2. Metadata Filtering

  • Pre-filtering: Filters the data before the vector search. It ensures 100% accurate filtering but can be slow if the filter is "weak" (e.g., filtering for a common tag), as the index might not be optimized for that combination.

  • Post-filtering: Performs the vector search first, then removes results that don't match the filter. This is fast but risky; if your search returns 10 results and all 10 are filtered out, the user gets zero results even if matching data exists deeper in the database.

3. Quantization (PQ vs. SQ)

  • Scalar Quantization (SQ): Rounds floating-point numbers (e.g., 32-bit to 8-bit). It reduces memory by 4x with minimal accuracy loss.

  • Product Quantization (PQ): Breaks vectors into chunks and "compresses" each chunk into a codebook value. It can reduce memory by 10x-50x, but it significantly impacts precision. Use PQ for billion-scale datasets where RAM cost is the primary bottleneck.

4. Multi-Tenancy Strategies

  • Metadata Tagging: Store all users in one index and filter by user_id. Simple to manage but carries a risk of data leakage if a bug occurs in the filter logic.

  • Namespacing/Partitioning: Uses logical partitions within the DB. Offers better performance isolation.

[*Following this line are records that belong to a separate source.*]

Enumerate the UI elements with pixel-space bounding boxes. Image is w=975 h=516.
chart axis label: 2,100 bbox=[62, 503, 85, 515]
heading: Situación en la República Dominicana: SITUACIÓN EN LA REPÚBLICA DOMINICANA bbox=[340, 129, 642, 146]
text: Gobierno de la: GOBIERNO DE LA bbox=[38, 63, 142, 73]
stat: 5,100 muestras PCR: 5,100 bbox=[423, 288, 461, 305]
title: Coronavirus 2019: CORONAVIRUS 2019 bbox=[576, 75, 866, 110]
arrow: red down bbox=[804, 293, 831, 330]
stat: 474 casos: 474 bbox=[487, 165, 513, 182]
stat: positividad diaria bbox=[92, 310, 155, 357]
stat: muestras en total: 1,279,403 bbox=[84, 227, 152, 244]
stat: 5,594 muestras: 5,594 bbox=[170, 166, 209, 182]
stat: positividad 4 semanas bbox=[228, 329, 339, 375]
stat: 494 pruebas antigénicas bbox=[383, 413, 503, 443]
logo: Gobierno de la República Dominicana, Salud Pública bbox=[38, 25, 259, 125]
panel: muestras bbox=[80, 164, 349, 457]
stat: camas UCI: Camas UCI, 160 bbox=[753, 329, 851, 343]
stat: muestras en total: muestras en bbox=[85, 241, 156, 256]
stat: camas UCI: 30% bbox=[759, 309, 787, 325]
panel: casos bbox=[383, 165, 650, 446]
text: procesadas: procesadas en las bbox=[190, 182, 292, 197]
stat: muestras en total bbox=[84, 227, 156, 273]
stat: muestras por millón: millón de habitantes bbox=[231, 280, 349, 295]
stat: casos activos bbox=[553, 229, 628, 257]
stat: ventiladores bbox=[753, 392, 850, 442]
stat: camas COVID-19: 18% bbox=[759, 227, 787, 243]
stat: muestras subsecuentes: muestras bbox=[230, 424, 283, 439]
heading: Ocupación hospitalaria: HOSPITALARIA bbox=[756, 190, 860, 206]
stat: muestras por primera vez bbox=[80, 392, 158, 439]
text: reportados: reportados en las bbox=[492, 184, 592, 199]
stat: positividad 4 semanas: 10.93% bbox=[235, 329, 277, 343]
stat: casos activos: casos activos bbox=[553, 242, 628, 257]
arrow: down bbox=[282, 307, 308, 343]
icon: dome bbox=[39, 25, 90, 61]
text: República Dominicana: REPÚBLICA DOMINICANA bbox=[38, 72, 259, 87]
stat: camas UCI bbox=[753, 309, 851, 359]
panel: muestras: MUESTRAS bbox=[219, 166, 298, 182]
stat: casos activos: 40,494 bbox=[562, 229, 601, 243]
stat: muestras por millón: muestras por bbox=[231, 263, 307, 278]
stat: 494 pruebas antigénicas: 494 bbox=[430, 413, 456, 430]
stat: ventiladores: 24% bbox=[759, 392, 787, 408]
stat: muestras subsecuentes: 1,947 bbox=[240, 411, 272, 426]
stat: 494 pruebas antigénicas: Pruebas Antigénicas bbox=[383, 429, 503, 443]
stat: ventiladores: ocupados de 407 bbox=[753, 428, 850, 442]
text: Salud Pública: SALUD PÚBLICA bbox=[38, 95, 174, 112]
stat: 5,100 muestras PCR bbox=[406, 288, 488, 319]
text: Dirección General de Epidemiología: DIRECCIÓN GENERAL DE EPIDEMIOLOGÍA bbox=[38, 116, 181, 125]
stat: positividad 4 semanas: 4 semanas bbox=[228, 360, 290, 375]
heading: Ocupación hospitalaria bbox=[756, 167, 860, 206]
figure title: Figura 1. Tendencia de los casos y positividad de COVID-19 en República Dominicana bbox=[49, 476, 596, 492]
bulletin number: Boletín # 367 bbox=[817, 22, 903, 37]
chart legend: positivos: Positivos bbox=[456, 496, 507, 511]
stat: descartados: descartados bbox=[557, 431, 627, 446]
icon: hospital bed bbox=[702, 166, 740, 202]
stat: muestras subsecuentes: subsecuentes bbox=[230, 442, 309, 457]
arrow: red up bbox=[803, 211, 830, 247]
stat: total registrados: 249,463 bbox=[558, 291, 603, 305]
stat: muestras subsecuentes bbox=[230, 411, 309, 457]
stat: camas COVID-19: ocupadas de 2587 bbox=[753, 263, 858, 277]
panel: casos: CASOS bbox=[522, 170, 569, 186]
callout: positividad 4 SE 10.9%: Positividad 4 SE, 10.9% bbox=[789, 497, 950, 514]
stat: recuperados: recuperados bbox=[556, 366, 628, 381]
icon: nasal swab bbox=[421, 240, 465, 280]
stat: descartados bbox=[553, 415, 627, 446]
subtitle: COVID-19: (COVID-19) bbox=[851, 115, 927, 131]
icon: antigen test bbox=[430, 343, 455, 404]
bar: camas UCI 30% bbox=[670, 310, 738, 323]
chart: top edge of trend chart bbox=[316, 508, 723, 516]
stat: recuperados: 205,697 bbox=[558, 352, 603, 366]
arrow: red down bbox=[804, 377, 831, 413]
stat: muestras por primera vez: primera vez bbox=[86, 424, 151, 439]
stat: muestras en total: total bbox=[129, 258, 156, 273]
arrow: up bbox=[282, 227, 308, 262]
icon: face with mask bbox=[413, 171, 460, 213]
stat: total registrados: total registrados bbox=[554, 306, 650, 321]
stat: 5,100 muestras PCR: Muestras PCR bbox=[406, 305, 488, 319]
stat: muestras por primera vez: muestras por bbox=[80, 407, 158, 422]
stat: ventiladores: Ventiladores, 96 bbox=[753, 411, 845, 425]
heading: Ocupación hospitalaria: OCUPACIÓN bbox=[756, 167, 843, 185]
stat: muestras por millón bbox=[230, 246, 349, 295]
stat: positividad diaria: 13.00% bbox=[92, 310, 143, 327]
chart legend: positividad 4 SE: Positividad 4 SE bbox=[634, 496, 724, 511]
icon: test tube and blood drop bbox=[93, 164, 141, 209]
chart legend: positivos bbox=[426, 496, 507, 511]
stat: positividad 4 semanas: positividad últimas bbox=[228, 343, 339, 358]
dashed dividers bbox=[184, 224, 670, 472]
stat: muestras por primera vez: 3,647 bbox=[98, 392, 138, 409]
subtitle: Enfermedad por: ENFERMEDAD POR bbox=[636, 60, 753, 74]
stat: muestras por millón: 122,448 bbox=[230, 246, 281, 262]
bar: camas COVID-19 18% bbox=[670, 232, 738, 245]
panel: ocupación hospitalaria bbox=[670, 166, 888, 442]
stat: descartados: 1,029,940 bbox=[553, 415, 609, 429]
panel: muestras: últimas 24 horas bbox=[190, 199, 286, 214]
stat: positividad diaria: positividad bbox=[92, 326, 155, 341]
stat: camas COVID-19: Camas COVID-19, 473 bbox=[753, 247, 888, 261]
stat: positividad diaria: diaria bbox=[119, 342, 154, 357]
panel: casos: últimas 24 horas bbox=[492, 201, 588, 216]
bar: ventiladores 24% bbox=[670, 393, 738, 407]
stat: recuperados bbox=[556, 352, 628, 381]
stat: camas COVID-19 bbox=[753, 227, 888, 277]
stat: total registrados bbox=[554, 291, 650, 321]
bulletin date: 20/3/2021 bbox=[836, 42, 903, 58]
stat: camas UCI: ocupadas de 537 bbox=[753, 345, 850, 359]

  • Collection-per-User: Physical isolation. Most secure, but doesn't scale well if you have 100,000+ small users, as each collection has its own overhead.

5. Zero-Downtime Re-indexing

You cannot "convert" old embeddings to a new model's dimensions. You must:

  1. Dual-Write: Start writing new incoming data to both the old index and a new, empty index.

  2. Backfill: Run a background job to re-embed historical data and upsert it into the new index.

  3. Shadow Testing: Run queries against both and compare results.

  4. Cutover: Once the new index is ready and validated, flip the API traffic to the new index and decommission the old one.